Can anyone help me with a drawing of a *forward and reverse single phase motor* please, I need it for my phase test at my trade training center next week, our trainer gave a drawing but I think it's incorrect. I would appreciate it if someone could help me please!


----------



## wirenut1110 (Feb 12, 2008)

can you post your drawing?


----------



## wirenut1110 (Feb 12, 2008)

Most 1ph motors you basically reverse the start windings. Leads T5 & T8 Best way though is look on the nameplate.
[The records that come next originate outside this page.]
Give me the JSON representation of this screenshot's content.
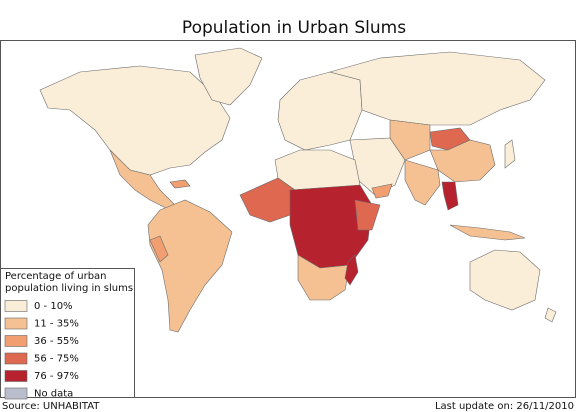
{
  "title": "Population in Urban Slums",
  "legend": {
    "title_lines": [
      "Percentage of urban",
      "population living in slums"
    ],
    "items": [
      {
        "label": "0 - 10%",
        "color": "#fbeed8"
      },
      {
        "label": "11 - 35%",
        "color": "#f5c193"
      },
      {
        "label": "36 - 55%",
        "color": "#f19f70"
      },
      {
        "label": "56 - 75%",
        "color": "#df6850"
      },
      {
        "label": "76 - 97%",
        "color": "#b7222f"
      },
      {
        "label": "No data",
        "color": "#b9bdcc"
      }
    ]
  },
  "source": "Source: UNHABITAT",
  "last_update": "Last update on: 26/11/2010"
}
If you're teacher gave you the drawing and (s)he's not right then there ya go.


----------



## 480sparky (Sep 20, 2007)

Are you asking about how to provide wiring to a single-phase motor to be able to switch CW/CCW rotation?


----------



## HighWirey (Sep 17, 2007)

coen said:


> Can anyone help me with a drawing of a *forward and reverse single phase motor* please, I need it for my phase test at my trade training center next week, our trainer gave a drawing but I think it's incorrect. I would appreciate it if someone could help me please!


Best wishes on your test.

I have relied on the diagrams provided in many equipment vendors catalogs, usually provided free of cost by your local electrical supplier. Those folks do not bite and are quite helpful.

You will pick up a wealth of _accurate _information just by perusing a vendor's catalog.

Work'in For That Free Tee . . .


----------



## randomkiller (Sep 28, 2007)

Would we get honorable mention on the exam?


----------